Marokko, an vorderster Front dieses asymmetrischen Krieges, muss diese vielfältigen Bedrohungen angesichts dieser schattenhaften Feinde bewältigen. Die Grenzsicherung wird untergraben, und die Bemühungen zur Stabilisierung der Region werden durch diese böswilligen Aktionen ständig untergraben. Aber was sind ein paar bewaffnete Übergriffe und Destabilisierungsversuche im Vergleich zu den Profiten, die diese Akteure aus ihrem illegalen Handel erzielen?

Das Bild, das diese Situation zeichnet, ist in vielerlei Hinsicht absurd. Das tyrannische Regime von Algier, das als Waffenhändler fungiert, ein Iran, der Kriegsmaterial liefert, eine Hisbollah, die Kämpfer ausbildet, und ein Syrien, das logistische Unterstützung leistet … All dies vor den Toren Marokkos. Ironie des Schicksals oder geopolitischer Zynismus: Dieses unwahrscheinliche, aber destruktive Bündnis gefährdet die Stabilität der gesamten Region.

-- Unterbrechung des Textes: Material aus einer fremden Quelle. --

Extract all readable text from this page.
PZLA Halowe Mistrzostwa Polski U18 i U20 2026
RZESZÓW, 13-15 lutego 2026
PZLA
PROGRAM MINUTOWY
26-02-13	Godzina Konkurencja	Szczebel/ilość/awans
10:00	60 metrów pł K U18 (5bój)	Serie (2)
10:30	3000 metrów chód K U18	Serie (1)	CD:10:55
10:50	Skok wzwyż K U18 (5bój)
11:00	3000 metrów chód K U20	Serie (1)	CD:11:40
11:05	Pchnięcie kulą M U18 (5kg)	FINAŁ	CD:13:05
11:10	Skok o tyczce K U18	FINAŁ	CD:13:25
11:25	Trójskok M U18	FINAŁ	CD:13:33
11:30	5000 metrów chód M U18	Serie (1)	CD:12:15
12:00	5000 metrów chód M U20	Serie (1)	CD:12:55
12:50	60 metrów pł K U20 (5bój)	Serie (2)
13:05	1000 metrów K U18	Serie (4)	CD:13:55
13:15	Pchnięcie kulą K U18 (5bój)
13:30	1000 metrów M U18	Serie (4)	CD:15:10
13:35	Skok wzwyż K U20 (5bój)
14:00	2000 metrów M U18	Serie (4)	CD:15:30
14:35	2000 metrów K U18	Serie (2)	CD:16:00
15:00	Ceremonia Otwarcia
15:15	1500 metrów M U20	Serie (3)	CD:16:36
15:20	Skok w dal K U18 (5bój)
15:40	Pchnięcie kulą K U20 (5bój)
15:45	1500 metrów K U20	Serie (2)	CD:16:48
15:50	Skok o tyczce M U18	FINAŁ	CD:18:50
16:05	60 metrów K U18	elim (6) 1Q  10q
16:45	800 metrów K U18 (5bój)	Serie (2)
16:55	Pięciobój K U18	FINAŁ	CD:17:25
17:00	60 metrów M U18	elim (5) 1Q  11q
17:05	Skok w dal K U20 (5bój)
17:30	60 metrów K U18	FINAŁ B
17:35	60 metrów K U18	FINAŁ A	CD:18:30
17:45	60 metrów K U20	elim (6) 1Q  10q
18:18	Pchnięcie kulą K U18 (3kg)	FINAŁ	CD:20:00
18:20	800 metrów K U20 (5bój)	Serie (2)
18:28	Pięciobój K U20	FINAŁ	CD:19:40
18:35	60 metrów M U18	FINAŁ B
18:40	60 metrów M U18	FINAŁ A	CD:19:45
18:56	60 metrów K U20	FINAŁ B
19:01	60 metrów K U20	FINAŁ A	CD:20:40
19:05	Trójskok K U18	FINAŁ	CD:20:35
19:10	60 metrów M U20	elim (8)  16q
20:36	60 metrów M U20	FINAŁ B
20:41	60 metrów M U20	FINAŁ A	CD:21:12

Entlastungsversuche und iranische Rechtfertigungen

Bereits zuvor war der Bruchpunkt in den Beziehungen zwischen Marokko und Iran durch eine Reihe beunruhigender Enthüllungen gekennzeichnet. Tatsächlich hat Marokko überwältigende Beweise für die Beteiligung der iranischen Botschaft an der militärischen Unterstützung der Front Polisario vorgelegt. Den vorgelegten Dokumenten zufolge hatte der Iran hochentwickelte Waffen an die Polisario geliefert, während marokkanische Diplomaten die regelmäßige Anwesenheit von Hisbollah-Führern in Tindouf seit März 2017 bestätigten. Letztere, darunter der Leiter der Außenoperationen der Partei und Beratersoldaten, besuchten die Lager der Polisario mehrfach zur Überwachung der militärischen und logistischen Ausbildung.

Um von diesen Anschuldigungen abzulenken, hatte Iran den Abbruch seiner Beziehungen zu Marokko damit begründet, dass es bei dieser Entscheidung einen aufrührerischen amerikanisch-saudischen Einfluss gegeben habe. Diese Rhetorik zielte darauf ab, Teheran von jeglicher Verantwortung zu befreien und Rabats Entscheidung mit seinen arabischen und internationalen Allianzen in Verbindung zu bringen. Dennoch hat Marokko stets betont, dass seine Entscheidung auf dem Schutz seiner Souveränität und nationalen Sicherheit beruhte.

In diesem Zusammenhang sind wir berechtigt, uns zu wundern. Was motiviert den Iran immer noch, eine feindselige Haltung gegenüber Marokko beizubehalten? Diese Frage wirft umfassendere geopolitische Überlegungen auf, die regionale Rivalitäten und strategische Allianzen beinhalten.